Frederick died 'suddenly [...] of heart disease' at Wiesbaden on 14 January 1880 (Dundee Courier, 16 January 1880). 'The deceased, who was born on the 6th of July, 1829, was the son of Duke Christian. He was married on September 11th 1856 to the Princess Adelaide, daughter of the late Prince Hohenlohe, by whom he has had several children, the eldest being Prince Augustus Victor, who was born in October 1858. The only brother of the deceased is Prince Christian, the husband of the Princess Helena of Great Britain] (Irish Times, 16 January 1880).

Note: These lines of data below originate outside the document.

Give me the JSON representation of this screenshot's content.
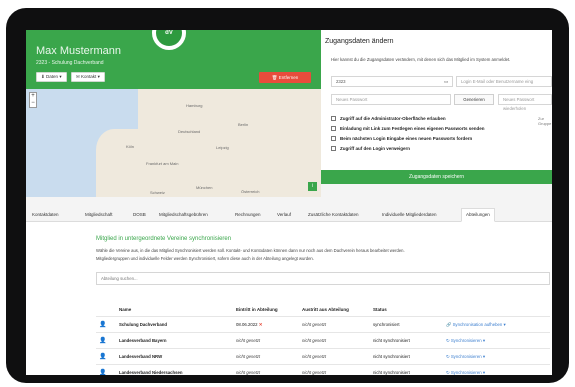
{
  "header": {
    "name": "Max Mustermann",
    "subtitle": "2323 - Schulung Dachverband",
    "logo_text": "dV",
    "buttons": {
      "daten": "Daten",
      "kontakt": "Kontakt",
      "entfernen": "Entfernen"
    }
  },
  "map": {
    "labels": [
      "Deutschland",
      "Berlin",
      "Hamburg",
      "Frankfurt am Main",
      "Köln",
      "Leipzig",
      "München",
      "Österreich",
      "Schweiz"
    ]
  },
  "access": {
    "title": "Zugangsdaten ändern",
    "description": "Hier kannst du die Zugangsdaten verändern, mit denen sich das Mitglied im System anmeldet.",
    "user_value": "2323",
    "login_placeholder": "Login E-Mail oder Benutzername eing",
    "new_password_placeholder": "Neues Passwort",
    "generate_label": "Generieren",
    "repeat_password_placeholder": "Neues Passwort wiederholen",
    "checkboxes": [
      "Zugriff auf die Administrator-Oberfläche erlauben",
      "Einladung mit Link zum Festlegen eines eigenen Passworts senden",
      "Beim nächsten Login Eingabe eines neuen Passworts fordern",
      "Zugriff auf den Login verweigern"
    ],
    "group_note": "Zur Gruppe",
    "save_label": "Zugangsdaten speichern"
  },
  "tabs": [
    "Kontaktdaten",
    "Mitgliedschaft",
    "DOSB",
    "Mitgliedschaftsgebühren",
    "Rechnungen",
    "Verlauf",
    "Zusätzliche Kontaktdaten",
    "Individuelle Mitgliederdaten",
    "Abteilungen"
  ],
  "section": {
    "title": "Mitglied in untergeordnete Vereine synchronisieren",
    "desc1": "Wähle die Vereine aus, in die das Mitglied Synchronisiert werden soll. Kontakt- und Kontodaten können dann nur noch aus dem Dachverein heraus bearbeitet werden.",
    "desc2": "Mitgliedergruppen und individuelle Felder werden Synchronisiert, sofern diese auch in der Abteilung angelegt wurden.",
    "search_placeholder": "Abteilung suchen..."
  },
  "table": {
    "headers": [
      "Name",
      "Eintritt in Abteilung",
      "Austritt aus Abteilung",
      "Status"
    ],
    "rows": [
      {
        "name": "Schulung Dachverband",
        "eintritt": "08.06.2022",
        "austritt": "nicht gesetzt",
        "status": "synchronisiert",
        "action": "Synchronisation aufheben"
      },
      {
        "name": "Landesverband Bayern",
        "eintritt": "nicht gesetzt",
        "austritt": "nicht gesetzt",
        "status": "nicht synchronisiert",
        "action": "Synchronisieren"
      },
      {
        "name": "Landesverband NRW",
        "eintritt": "nicht gesetzt",
        "austritt": "nicht gesetzt",
        "status": "nicht synchronisiert",
        "action": "Synchronisieren"
      },
      {
        "name": "Landesverband Niedersachsen",
        "eintritt": "nicht gesetzt",
        "austritt": "nicht gesetzt",
        "status": "nicht synchronisiert",
        "action": "Synchronisieren"
      }
    ]
  },
  "colors": {
    "brand_green": "#3aa64b",
    "danger_red": "#e74c3c",
    "link_blue": "#3b7ecf"
  }
}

'By the death of Duke Frederick Christian Augustus of Schleswig-Holstein at Weisbaden [sic] there has been removed a personage who at one time constituted a disturbing element in European politics, and who was wellnigh the occasion of a European war. On the death of King Frederick VII of Denmark, whose right to the combined Duchies of Schleswig and Holstein had been recognized by the German Powers, Duke Frederick put in a claim to the succession in Schleswig-Holstein. This claim was favoured by the German Diet, but resisted by the Danish King. The Holstein Diet, however, recognised the Duke's claim, which was supported by Austria and Prussia, and led to the war between Denmark and these two Powers, and the expulsion of the Danes from the Duchies. The Danes calculated on the intervention of France and England, but in this they were disappointed' (Dundee Advertiser, 15 January 1880).